Deep Learning

My current research interests are in the application of deep learning techniques to neutrino detectors. Traditional pattern recognition methods applied to the images from modern neutrino detectors typically perform poorly on complicated and busy neutrino events.

The application of deep neural networks to neutrino data is quite new in the last several years, in particular the NOvA experiment and the Microboone experiments are among the first neutrino experiments to adopt deep learning into their analysis.

As a member of Microboone, I am also a leader of the DeepLearnPhysics group which aims to provide guidance, tools, and expertise to students and researchers who want to apply deep learning to their difficult pattern recognition problems. We provide open source software development including a data format for fast, threaded IO of sparse particle physics data, visualization tools, and many implementations of important deep convolutional networks - see our github as well as our many tutorials and open data sets.

Personally, my application of deep learning has been to address some of the hardest problems we face in my research with tools that can be deployed at large scale over millions of neutrino interaction candidates. One of the projects I am working on currently is cosmogenic background tagging with semantic segmentation, in the SBND experiment.

The interactions of the SBND detector are flooded with cosmogenic muons that rain down upon the detector. In particular, because the detector is so slow to read out an interaction, a neutrino can be lost in all of the cosmic rays that also enter the event. Below, you can see the three different projections of a simulated event with a neutrino and several cosmic muons.

The first view of a muon neutrino interaction with cosmic muons overlaid. The second view of a muon neutrino interaction with cosmic muons overlaid. The third view of a muon neutrino interaction with cosmic muons overlaid.

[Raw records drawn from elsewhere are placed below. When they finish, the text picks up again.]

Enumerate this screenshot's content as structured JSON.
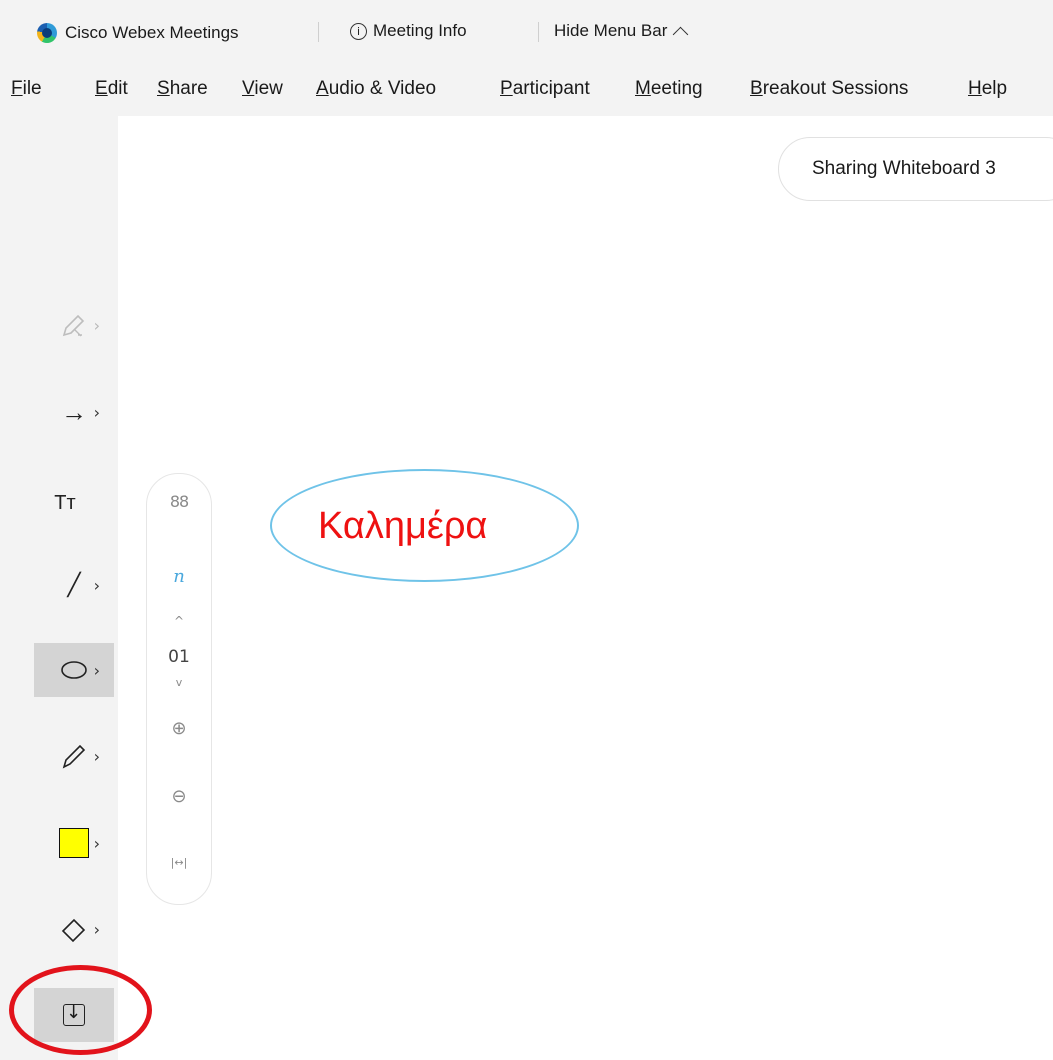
{
  "titlebar": {
    "app_name": "Cisco Webex Meetings",
    "meeting_info": "Meeting Info",
    "info_glyph": "i",
    "hide_menu": "Hide Menu Bar"
  },
  "menu": [
    {
      "ul": "F",
      "rest": "ile"
    },
    {
      "ul": "E",
      "rest": "dit"
    },
    {
      "ul": "S",
      "rest": "hare"
    },
    {
      "ul": "V",
      "rest": "iew"
    },
    {
      "ul": "A",
      "rest": "udio & Video"
    },
    {
      "ul": "P",
      "rest": "articipant"
    },
    {
      "ul": "M",
      "rest": "eeting"
    },
    {
      "ul": "B",
      "rest": "reakout Sessions"
    },
    {
      "ul": "H",
      "rest": "elp"
    }
  ],
  "sharing": {
    "label": "Sharing Whiteboard 3"
  },
  "tools": {
    "pen_disabled_icon": "pen-disabled-icon",
    "arrow_glyph": "→",
    "text_glyph": "Tт",
    "line_glyph": "╱",
    "ellipse_glyph": "◯",
    "pencil_glyph": "✎",
    "eraser_glyph": "◇",
    "chevron": "›",
    "fill_color": "#ffff00"
  },
  "pagenav": {
    "grid_glyph": "88",
    "page_number": "01",
    "up": "^",
    "down": "v",
    "zoom_in": "⊕",
    "zoom_out": "⊖",
    "fit": "|↔|",
    "ink_glyph": "n"
  },
  "annotation": {
    "text": "Καλημέρα",
    "text_color": "#ee1111",
    "border_color": "#6fc3e8"
  },
  "highlight_color": "#e2131b"
}
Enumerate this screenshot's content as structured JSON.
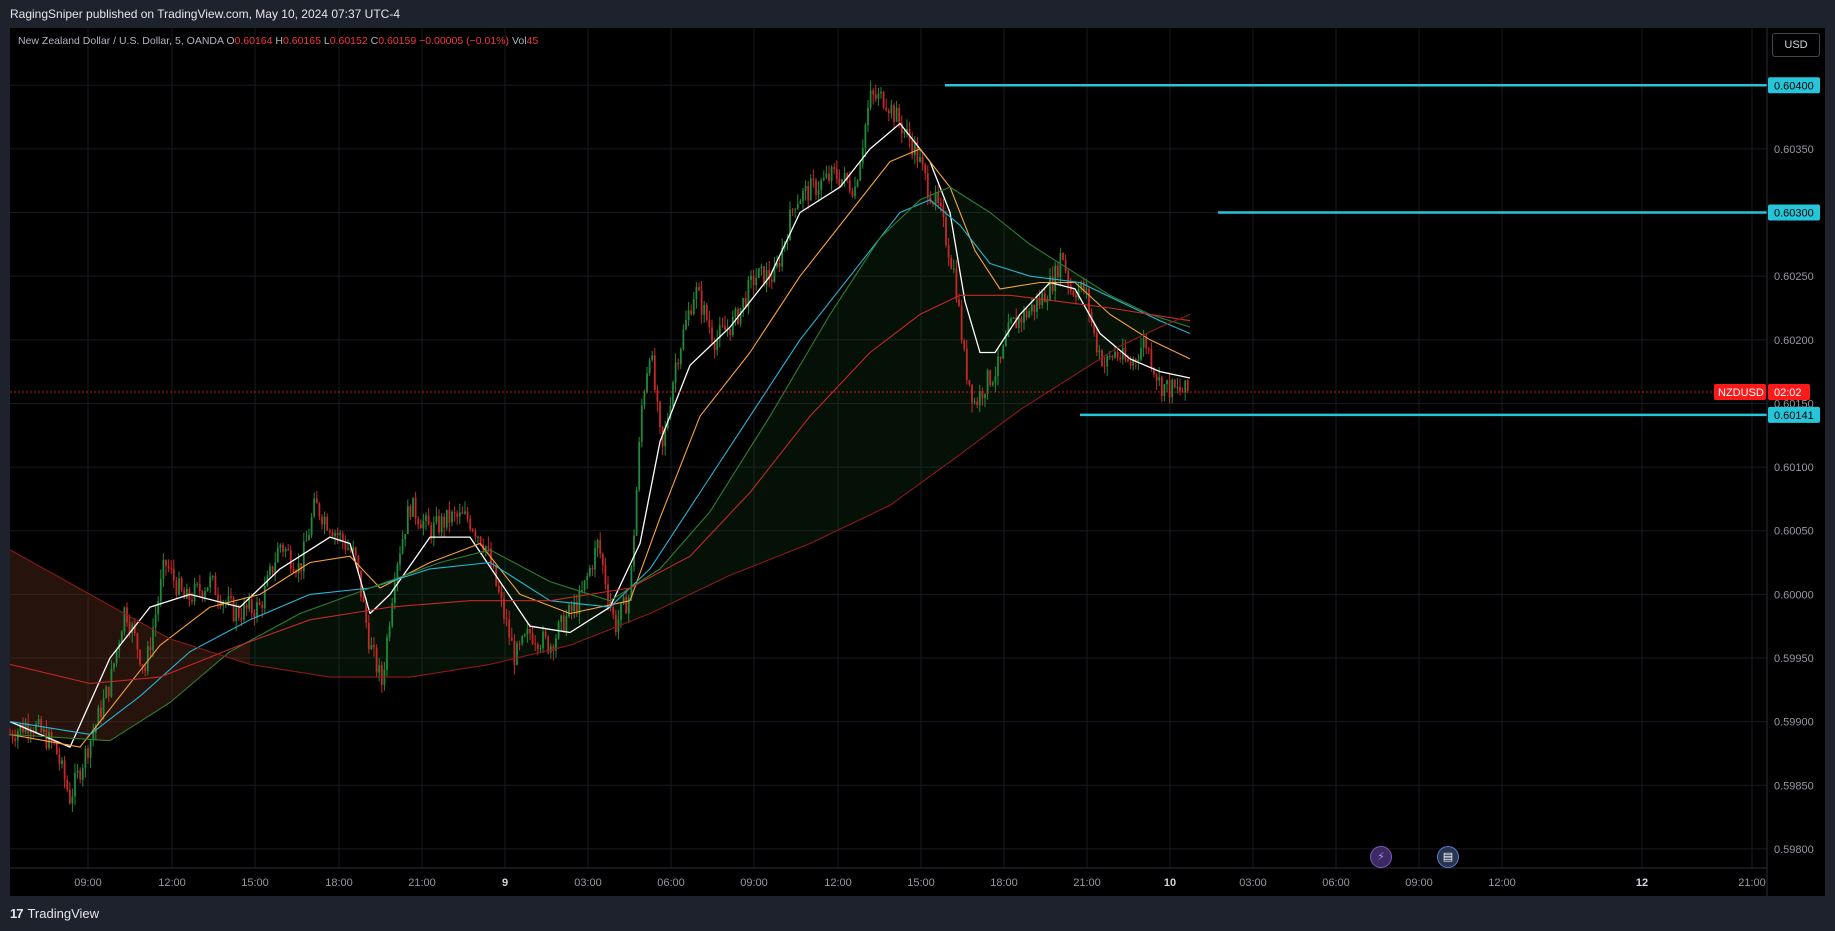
{
  "header": {
    "published_text": "RagingSniper published on TradingView.com, May 10, 2024 07:37 UTC-4"
  },
  "legend": {
    "symbol": "New Zealand Dollar / U.S. Dollar, 5, OANDA",
    "o_label": "O",
    "o_value": "0.60164",
    "h_label": "H",
    "h_value": "0.60165",
    "l_label": "L",
    "l_value": "0.60152",
    "c_label": "C",
    "c_value": "0.60159",
    "change": "−0.00005 (−0.01%)",
    "vol_label": "Vol",
    "vol_value": "45"
  },
  "currency_button": "USD",
  "footer": {
    "brand": "TradingView"
  },
  "events": {
    "event1_icon": "lightning-icon",
    "event2_icon": "us-flag-icon"
  },
  "colors": {
    "bull": "#26a69a",
    "bull_dark": "#1b7a3a",
    "bear": "#f23645",
    "ma_white": "#ffffff",
    "ma_orange": "#f7a23b",
    "ma_cyan": "#27b5d6",
    "ma_green": "#2e7d32",
    "ma_red": "#c62828",
    "level_line": "#26c6da",
    "price_tag": "#ff1a1a"
  },
  "chart_data": {
    "type": "candlestick",
    "symbol": "NZDUSD",
    "timeframe": "5",
    "y_axis": {
      "ticks": [
        "0.60400",
        "0.60350",
        "0.60300",
        "0.60250",
        "0.60200",
        "0.60150",
        "0.60100",
        "0.60050",
        "0.60000",
        "0.59950",
        "0.59900",
        "0.59850",
        "0.59800"
      ],
      "ylim": [
        0.59785,
        0.60445
      ]
    },
    "x_axis": {
      "ticks": [
        "09:00",
        "12:00",
        "15:00",
        "18:00",
        "21:00",
        "9",
        "03:00",
        "06:00",
        "09:00",
        "12:00",
        "15:00",
        "18:00",
        "21:00",
        "10",
        "03:00",
        "06:00",
        "09:00",
        "12:00",
        "12",
        "21:00"
      ]
    },
    "current_price": {
      "label": "NZDUSD",
      "timer": "02:02",
      "value": 0.60159
    },
    "horizontal_levels": [
      {
        "value": 0.604,
        "label": "0.60400"
      },
      {
        "value": 0.603,
        "label": "0.60300"
      },
      {
        "value": 0.60141,
        "label": "0.60141"
      }
    ],
    "price_path": [
      [
        0,
        0.5989
      ],
      [
        20,
        0.599
      ],
      [
        45,
        0.5988
      ],
      [
        60,
        0.5984
      ],
      [
        80,
        0.59885
      ],
      [
        100,
        0.5993
      ],
      [
        115,
        0.5999
      ],
      [
        135,
        0.5994
      ],
      [
        155,
        0.60025
      ],
      [
        175,
        0.59995
      ],
      [
        200,
        0.6001
      ],
      [
        225,
        0.59985
      ],
      [
        250,
        0.5999
      ],
      [
        270,
        0.6004
      ],
      [
        290,
        0.6002
      ],
      [
        305,
        0.6007
      ],
      [
        325,
        0.6005
      ],
      [
        345,
        0.6003
      ],
      [
        360,
        0.5996
      ],
      [
        372,
        0.5993
      ],
      [
        385,
        0.6002
      ],
      [
        400,
        0.6007
      ],
      [
        420,
        0.6005
      ],
      [
        440,
        0.6006
      ],
      [
        458,
        0.6006
      ],
      [
        475,
        0.6004
      ],
      [
        492,
        0.5999
      ],
      [
        505,
        0.5995
      ],
      [
        520,
        0.5997
      ],
      [
        540,
        0.5996
      ],
      [
        555,
        0.5998
      ],
      [
        570,
        0.59995
      ],
      [
        588,
        0.6004
      ],
      [
        605,
        0.59975
      ],
      [
        620,
        0.6
      ],
      [
        632,
        0.6015
      ],
      [
        640,
        0.60195
      ],
      [
        652,
        0.6011
      ],
      [
        665,
        0.6018
      ],
      [
        685,
        0.6024
      ],
      [
        705,
        0.602
      ],
      [
        725,
        0.60215
      ],
      [
        745,
        0.6025
      ],
      [
        765,
        0.6025
      ],
      [
        785,
        0.6031
      ],
      [
        805,
        0.6032
      ],
      [
        825,
        0.6033
      ],
      [
        845,
        0.6032
      ],
      [
        860,
        0.6039
      ],
      [
        875,
        0.6039
      ],
      [
        890,
        0.6037
      ],
      [
        905,
        0.6035
      ],
      [
        918,
        0.6032
      ],
      [
        930,
        0.603
      ],
      [
        945,
        0.6025
      ],
      [
        955,
        0.6018
      ],
      [
        965,
        0.6015
      ],
      [
        975,
        0.60165
      ],
      [
        990,
        0.6018
      ],
      [
        1000,
        0.6021
      ],
      [
        1015,
        0.6022
      ],
      [
        1030,
        0.6023
      ],
      [
        1045,
        0.6025
      ],
      [
        1052,
        0.6027
      ],
      [
        1060,
        0.6024
      ],
      [
        1075,
        0.6024
      ],
      [
        1085,
        0.602
      ],
      [
        1095,
        0.6018
      ],
      [
        1105,
        0.6019
      ],
      [
        1120,
        0.6018
      ],
      [
        1135,
        0.602
      ],
      [
        1150,
        0.60165
      ],
      [
        1165,
        0.6016
      ],
      [
        1180,
        0.60159
      ]
    ],
    "moving_averages": [
      {
        "color": "#ffffff",
        "points": [
          [
            0,
            0.599
          ],
          [
            60,
            0.5988
          ],
          [
            100,
            0.5995
          ],
          [
            140,
            0.5999
          ],
          [
            180,
            0.6
          ],
          [
            230,
            0.5999
          ],
          [
            270,
            0.6002
          ],
          [
            320,
            0.60045
          ],
          [
            340,
            0.6004
          ],
          [
            360,
            0.59985
          ],
          [
            380,
            0.6
          ],
          [
            420,
            0.60045
          ],
          [
            460,
            0.60045
          ],
          [
            490,
            0.6001
          ],
          [
            520,
            0.59975
          ],
          [
            560,
            0.5997
          ],
          [
            600,
            0.5999
          ],
          [
            630,
            0.6004
          ],
          [
            650,
            0.6012
          ],
          [
            680,
            0.6018
          ],
          [
            720,
            0.6021
          ],
          [
            760,
            0.6025
          ],
          [
            790,
            0.603
          ],
          [
            830,
            0.6032
          ],
          [
            860,
            0.6035
          ],
          [
            890,
            0.6037
          ],
          [
            920,
            0.6034
          ],
          [
            940,
            0.603
          ],
          [
            955,
            0.6023
          ],
          [
            970,
            0.6019
          ],
          [
            985,
            0.6019
          ],
          [
            1010,
            0.6022
          ],
          [
            1040,
            0.60245
          ],
          [
            1065,
            0.6024
          ],
          [
            1090,
            0.60205
          ],
          [
            1120,
            0.60185
          ],
          [
            1150,
            0.60175
          ],
          [
            1180,
            0.6017
          ]
        ]
      },
      {
        "color": "#f7a23b",
        "points": [
          [
            0,
            0.5989
          ],
          [
            70,
            0.5988
          ],
          [
            110,
            0.5992
          ],
          [
            150,
            0.5996
          ],
          [
            200,
            0.5999
          ],
          [
            250,
            0.6
          ],
          [
            300,
            0.60025
          ],
          [
            340,
            0.6003
          ],
          [
            370,
            0.60005
          ],
          [
            420,
            0.60025
          ],
          [
            470,
            0.6004
          ],
          [
            510,
            0.6
          ],
          [
            560,
            0.59985
          ],
          [
            620,
            0.59995
          ],
          [
            650,
            0.6006
          ],
          [
            690,
            0.6014
          ],
          [
            740,
            0.6019
          ],
          [
            790,
            0.6025
          ],
          [
            840,
            0.603
          ],
          [
            880,
            0.6034
          ],
          [
            910,
            0.6035
          ],
          [
            940,
            0.6032
          ],
          [
            965,
            0.6027
          ],
          [
            990,
            0.6024
          ],
          [
            1030,
            0.60245
          ],
          [
            1065,
            0.60245
          ],
          [
            1100,
            0.6022
          ],
          [
            1140,
            0.602
          ],
          [
            1180,
            0.60185
          ]
        ]
      },
      {
        "color": "#27b5d6",
        "points": [
          [
            0,
            0.599
          ],
          [
            80,
            0.5989
          ],
          [
            130,
            0.5992
          ],
          [
            180,
            0.59955
          ],
          [
            240,
            0.5998
          ],
          [
            300,
            0.6
          ],
          [
            360,
            0.60005
          ],
          [
            420,
            0.6002
          ],
          [
            480,
            0.60025
          ],
          [
            540,
            0.59995
          ],
          [
            600,
            0.5999
          ],
          [
            640,
            0.6002
          ],
          [
            690,
            0.6008
          ],
          [
            740,
            0.6014
          ],
          [
            790,
            0.602
          ],
          [
            840,
            0.6025
          ],
          [
            890,
            0.603
          ],
          [
            920,
            0.6031
          ],
          [
            950,
            0.6029
          ],
          [
            980,
            0.6026
          ],
          [
            1020,
            0.6025
          ],
          [
            1070,
            0.60245
          ],
          [
            1110,
            0.6023
          ],
          [
            1150,
            0.60215
          ],
          [
            1180,
            0.60205
          ]
        ]
      },
      {
        "color": "#2e7d32",
        "points": [
          [
            0,
            0.5989
          ],
          [
            100,
            0.59885
          ],
          [
            160,
            0.59915
          ],
          [
            220,
            0.59955
          ],
          [
            290,
            0.59985
          ],
          [
            360,
            0.60005
          ],
          [
            430,
            0.60025
          ],
          [
            480,
            0.60035
          ],
          [
            540,
            0.6001
          ],
          [
            600,
            0.59995
          ],
          [
            650,
            0.6002
          ],
          [
            700,
            0.60065
          ],
          [
            760,
            0.6014
          ],
          [
            820,
            0.6022
          ],
          [
            870,
            0.6028
          ],
          [
            910,
            0.6031
          ],
          [
            940,
            0.6032
          ],
          [
            980,
            0.603
          ],
          [
            1020,
            0.60275
          ],
          [
            1060,
            0.60255
          ],
          [
            1100,
            0.60235
          ],
          [
            1140,
            0.6022
          ],
          [
            1180,
            0.6021
          ]
        ]
      },
      {
        "color": "#c62828",
        "points": [
          [
            0,
            0.59945
          ],
          [
            80,
            0.5993
          ],
          [
            150,
            0.59935
          ],
          [
            230,
            0.5996
          ],
          [
            300,
            0.5998
          ],
          [
            380,
            0.5999
          ],
          [
            460,
            0.59995
          ],
          [
            540,
            0.59995
          ],
          [
            620,
            0.60005
          ],
          [
            680,
            0.6003
          ],
          [
            740,
            0.6008
          ],
          [
            800,
            0.6014
          ],
          [
            860,
            0.6019
          ],
          [
            910,
            0.6022
          ],
          [
            950,
            0.60235
          ],
          [
            1000,
            0.60235
          ],
          [
            1050,
            0.6023
          ],
          [
            1100,
            0.60225
          ],
          [
            1140,
            0.6022
          ],
          [
            1180,
            0.60215
          ]
        ]
      },
      {
        "color": "#8b1a1a",
        "points": [
          [
            0,
            0.60035
          ],
          [
            80,
            0.6
          ],
          [
            160,
            0.59965
          ],
          [
            240,
            0.59945
          ],
          [
            320,
            0.59935
          ],
          [
            400,
            0.59935
          ],
          [
            480,
            0.59945
          ],
          [
            560,
            0.5996
          ],
          [
            640,
            0.59985
          ],
          [
            720,
            0.60015
          ],
          [
            800,
            0.6004
          ],
          [
            880,
            0.6007
          ],
          [
            950,
            0.6011
          ],
          [
            1010,
            0.60145
          ],
          [
            1060,
            0.6017
          ],
          [
            1110,
            0.60195
          ],
          [
            1150,
            0.6021
          ],
          [
            1180,
            0.6022
          ]
        ]
      }
    ]
  }
}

To remove the problem of overlaid cosmics, I developed a deep neural network to label each pixel as either background, neutrino induced, or cosmic induced. The network is based off of U-Net and ResNet, though it offers a unique feature for this problem. Because the neutrino detector gives three projections of the same interaction, it’s possible for the network to learn cross plane correlations and infer geometrical properties of the interactions. For example, cosmic particle enter from the edges of the detector, and the neutrino interaction starts within the detector far from the edges. In 3D, looking at the simluation information, this is more clear:

3D view of neutrino interaction (towards the right) versus cosmic interactions.

The network architecture is then to perform traditional U-Net style upsampling and downsampling, but at the deepest, most abstracted layers the filters from each plane are concatenated together:

Cartoonish diagram of network design, with only two planes.

As an example of performance, you can see the output on the three images from above, where just the pixels labeled as neutrino have been kept:

The first view of a muon neutrino interaction with cosmic muons removed. The second view of a muon neutrino interaction with cosmic muons removed. The third view of a muon neutrino interaction with cosmic muons removed.

This work is currently being prepared for publication.